Alex Evans: I mean, not from scratch – I think every game maker will tell you this, you go through a process of searching for what it is that makes your idea work again, same idea, same plan, but then you’re like, ‘Oh, this is rubbish, this particular path we’ve gone down’. You do have to backtrack sometimes – we took a big backward step. We looked at what we had, and I’m so glad we did it because I look back at those old videos and I’m like, the content was cool. The levels we were making were beautiful and everything but the process of creation wasn’t good enough for the community to flourish.

Dreams reveal trailer – E3 2015 Sony Conference – Media Molecule’s next game Watch on YouTube

To my eyes it doesn’t look that different to what I saw back in 2015 – I thought it looked great back then!

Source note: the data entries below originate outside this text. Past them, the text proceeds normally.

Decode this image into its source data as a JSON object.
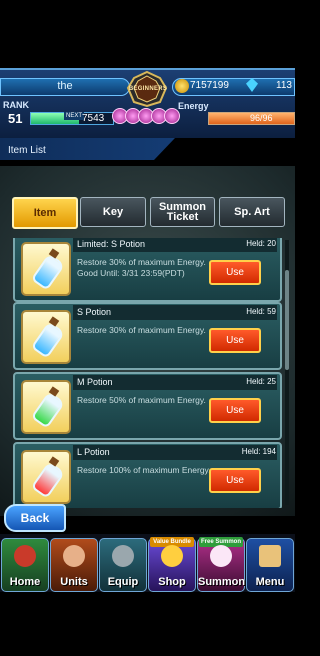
{
  "header": {
    "player_name": "the",
    "crest_label": "BEGINNERS",
    "coins": "7157199",
    "gems": "113",
    "rank_label": "RANK",
    "rank_value": "51",
    "next_label": "NEXT",
    "exp_to_next": "7543",
    "exp_fraction": 0.58,
    "energy_label": "Energy",
    "energy_value": "96/96",
    "energy_fraction": 1.0,
    "orb_count": 5
  },
  "page_title": "Item List",
  "tabs": {
    "item": "Item",
    "key": "Key",
    "summon_ticket": "Summon Ticket",
    "sp_art": "Sp. Art"
  },
  "items": [
    {
      "name": "Limited: S Potion",
      "held": "Held: 20",
      "desc": "Restore 30% of maximum Energy. Good Until: 3/31 23:59(PDT)",
      "use": "Use",
      "color": "#3ab7ff"
    },
    {
      "name": "S Potion",
      "held": "Held: 59",
      "desc": "Restore 30% of maximum Energy.",
      "use": "Use",
      "color": "#3ab7ff"
    },
    {
      "name": "M Potion",
      "held": "Held: 25",
      "desc": "Restore 50% of maximum Energy.",
      "use": "Use",
      "color": "#37d948"
    },
    {
      "name": "L Potion",
      "held": "Held: 194",
      "desc": "Restore 100% of maximum Energy.",
      "use": "Use",
      "color": "#ff3a3a"
    }
  ],
  "back_label": "Back",
  "nav": {
    "home": "Home",
    "units": "Units",
    "equip": "Equip",
    "shop": "Shop",
    "shop_tag": "Value Bundle",
    "summon": "Summon",
    "summon_tag": "Free Summon",
    "menu": "Menu"
  }
}
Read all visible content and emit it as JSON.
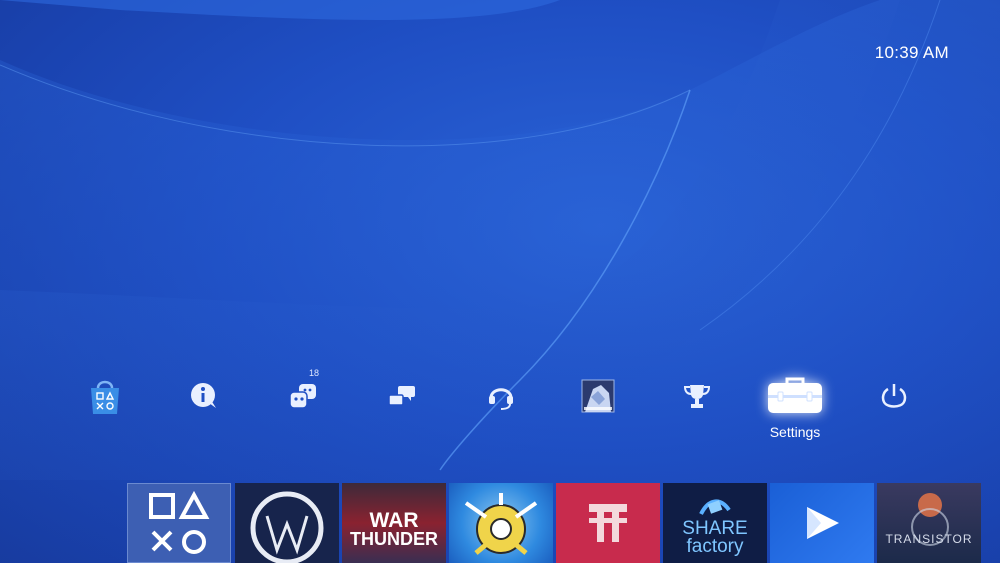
{
  "system": {
    "time": "10:39 AM"
  },
  "function_bar": {
    "items": [
      {
        "id": "playstation-store",
        "label": ""
      },
      {
        "id": "whats-new",
        "label": ""
      },
      {
        "id": "friends",
        "label": "",
        "badge": "18"
      },
      {
        "id": "messages",
        "label": ""
      },
      {
        "id": "party",
        "label": ""
      },
      {
        "id": "profile",
        "label": ""
      },
      {
        "id": "trophies",
        "label": ""
      },
      {
        "id": "settings",
        "label": "Settings",
        "selected": true
      },
      {
        "id": "power",
        "label": ""
      }
    ]
  },
  "content_row": {
    "tiles": [
      {
        "id": "library",
        "text": ""
      },
      {
        "id": "watch-dogs",
        "text": ""
      },
      {
        "id": "war-thunder",
        "text_line1": "WAR",
        "text_line2": "THUNDER"
      },
      {
        "id": "game-4",
        "text": ""
      },
      {
        "id": "wolfenstein",
        "text": ""
      },
      {
        "id": "share-factory",
        "text_line1": "SHARE",
        "text_line2": "factory"
      },
      {
        "id": "playstation-video",
        "text": ""
      },
      {
        "id": "transistor",
        "text": "TRANSISTOR"
      }
    ]
  },
  "colors": {
    "background": "#1f4fc4",
    "selected_glow": "#ffffff",
    "store_bag": "#3a8ee6"
  }
}
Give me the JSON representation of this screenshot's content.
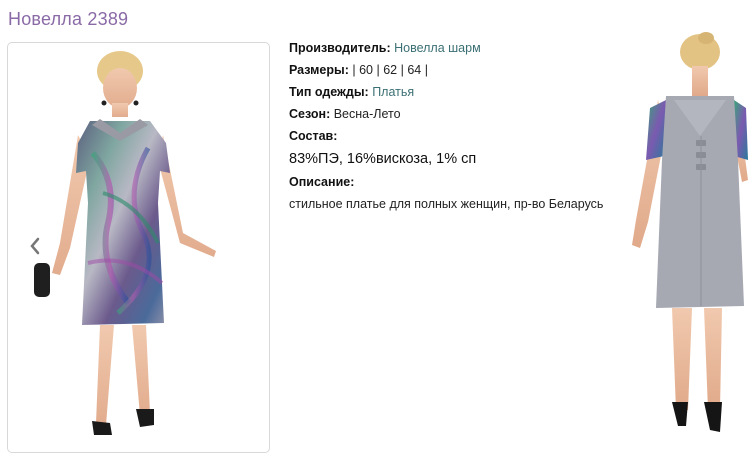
{
  "product": {
    "title": "Новелла 2389"
  },
  "details": {
    "manufacturer_label": "Производитель:",
    "manufacturer_value": "Новелла шарм",
    "sizes_label": "Размеры:",
    "sizes": [
      "60",
      "62",
      "64"
    ],
    "type_label": "Тип одежды:",
    "type_value": "Платья",
    "season_label": "Сезон:",
    "season_value": "Весна-Лето",
    "composition_label": "Состав:",
    "composition_value": "83%ПЭ, 16%вискоза, 1% сп",
    "description_label": "Описание:",
    "description_value": "стильное платье для полных женщин, пр-во Беларусь"
  },
  "gallery": {
    "prev_icon": "chevron-left-icon"
  },
  "colors": {
    "title": "#8a6aa6",
    "link": "#3a6f73",
    "card_border": "#d8d8d8"
  }
}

Alex Evans: A lot of it’s about making it easier. We put a lot of effort into stuff like tutorials – which sounds very boring and schooly, but the tools are actually kind of funny. There’s a joke that the last 10% takes 90% of the time – and it was that, it was making it good, fun and easy. And that’s what we focused on. I’m going to maybe probably butcher this because I’m not exactly sure what he said – I didn’t read the original quote – but there was the bloke who made this sort of Wipeout clone, and it went viral and Kotaku picked it up. And someone asked him why didn’t you use Unity? Why don’t you just use Unreal? And he said, because I had no idea that I was going to make this game. I didn’t have a plan. I’m not a game maker. I didn’t even think of myself as someone who’s going to go and make this particular game that’s going to go viral. I just had fun making a thing. And it sort of blossomed and turned into this. And that’s Dreams for me. That was a really nice little parable, and I’m proud Dreams can let someone just be doodling and then for it to flourish rather than someone saying I will be the next Mike Bithell, I’ll be the next indie sensation. You can do that too hopefully.

I wanted to talk about that, because you’ve talked about people self-publishing before.

Alex Evans: Yeah Mark likes to mention that [see sidebar], and it makes people from Sony clench.

But it’s an interesting point – I wanted to ask you about how people can self-publish but I’m slowly realising maybe that’s not the point. I make music in my spare time but I never want anyone to hear it. It doesn’t have to be about financial gain or getting recognition.